In [None]:
# Object Detection in videos: Detect objects in video sequences using YOLO

In [None]:
pip install torch torchvision opencv-python yolov5

In [None]:
# Object Detection in Video with YOLOv5

import cv2
import torch
import numpy as np
from yolov5 import YOLOv5
# Import the cv2_imshow function from google.colab.patches
from google.colab.patches import cv2_imshow

# Load YOLOv5 model (e.g., yolov5s.pt for a small, fast model)
model_path = 'yolov5s.pt'  # Download from YOLOv5 repo if needed
device = 'cuda' if torch.cuda.is_available() else 'cpu'

# Initialize YOLO model
yolo_model = YOLOv5(model_path, device)

# Open the video file
cap = cv2.VideoCapture('/content/5538137-hd_1920_1080_25fps.mp4')

while cap.isOpened():
    ret, frame = cap.read()
    if not ret:
        break

    # Perform object detection
    results = yolo_model.predict(frame)

    # Loop over detected objects and draw bounding boxes
    for *xyxy, conf, cls in results.pred[0]:  # x1, y1, x2, y2, confidence, class
        # Access class names from results.names instead of yolo_model.names
        label = results.names[int(cls)]
        confidence = f"{conf:.2f}"

        # Draw bounding box
        cv2.rectangle(frame, (int(xyxy[0]), int(xyxy[1])), (int(xyxy[2]), int(xyxy[3])), (0, 255, 0), 2)

        # Put label and confidence on box
        cv2.putText(frame, f"{label} {confidence}", (int(xyxy[0]), int(xyxy[1]) - 10),
                    cv2.FONT_HERSHEY_SIMPLEX, 0.5, (0, 255, 0), 2)

    # Display the frame with detections using cv2_imshow instead of cv2.imshow
    cv2_imshow(frame)

    if cv2.waitKey(1) & 0xFF == ord('q'):
        break

cap.release()
cv2.destroyAllWindows()

Execution logic:

Here's a breakdown of each step:

### Step-by-Step Explanation

1. **Import Required Libraries**:
   - `cv2`: OpenCV library for video processing.
   - `torch`: PyTorch library to leverage CUDA if available.
   - `numpy`: Used for numerical operations, though not directly in this code.
   - `YOLOv5`: The YOLOv5 model for object detection.
   - `cv2_imshow`: Colab’s specific function to display images in notebooks.

2. **Model Path and Device Setup**:
   - `model_path`: Specifies the path to the YOLOv5 model file (`yolov5s.pt`).
   - `device`: Uses GPU if available (`cuda`), otherwise defaults to `cpu`.

3. **Initialize the YOLOv5 Model**:
   - `yolo_model`: Instantiates the YOLOv5 model with the specified path and device.
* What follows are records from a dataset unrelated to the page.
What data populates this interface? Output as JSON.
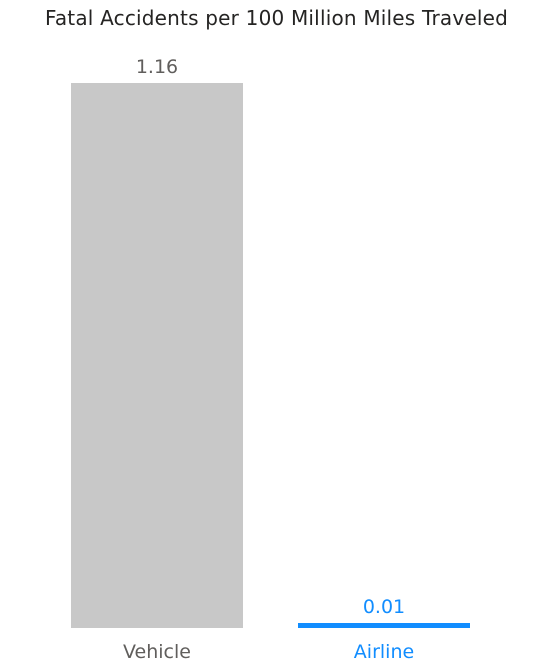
{
  "chart_data": {
    "type": "bar",
    "title": "Fatal Accidents per 100 Million Miles Traveled",
    "categories": [
      "Vehicle",
      "Airline"
    ],
    "values": [
      1.16,
      0.01
    ],
    "data_labels": [
      "1.16",
      "0.01"
    ],
    "bar_colors": [
      "#c8c8c8",
      "#118dff"
    ],
    "label_colors": [
      "#605e5c",
      "#118dff"
    ],
    "xlabel": "",
    "ylabel": "",
    "ylim": [
      0,
      1.16
    ],
    "grid": false,
    "legend": "none"
  }
}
The model can then be used to perform object detection.

4. **Open the Video File**:
   - `cv2.VideoCapture('/content/5538137-hd_1920_1080_25fps.mp4')`: Loads the video file for processing. Replace the path with your desired video file if different.

5. **Processing Each Frame**:
   - `cap.isOpened()`: Checks if the video capture object is successfully opened.
   - `cap.read()`: Reads each frame of the video one by one in a loop.
   - `if not ret`: If `ret` is `False`, it means the video has ended or an error occurred, so the loop breaks.

6. **Perform Object Detection**:
   - `results = yolo_model.predict(frame)`: Uses the YOLO model to detect objects in the current frame. The `results` object contains information about detected objects, including bounding box coordinates, confidence scores, and class labels.

7. **Draw Bounding Boxes and Labels**:
   - `for *xyxy, conf, cls in results.pred[0]`: Loops through each detected object in the frame.
     - `*xyxy`: Represents bounding box coordinates `(x1, y1, x2, y2)`.
     - `conf`: Confidence score of the detected object.
     - `cls`: Class index of the detected object.
   - `label = results.names[int(cls)]`: Retrieves the class label name using `results.names`.
   - `cv2.rectangle(...)`: Draws a bounding box around each detected object using coordinates `(x1, y1, x2, y2)`.
   - `cv2.putText(...)`: Adds the class label and confidence score above each bounding box.

8. **Display the Frame with Detections**:
   - `cv2_imshow(frame)`: Displays the processed frame with bounding boxes and labels in Google Colab.

9. **Exit Condition**:
   - `cv2.waitKey(1) & 0xFF == ord('q')`: Checks for the 'q' key press to quit the loop.
   - `cap.release()`: Releases the video capture object.
   - `cv2.destroyAllWindows()`: Closes all OpenCV windows (mainly used outside of Colab).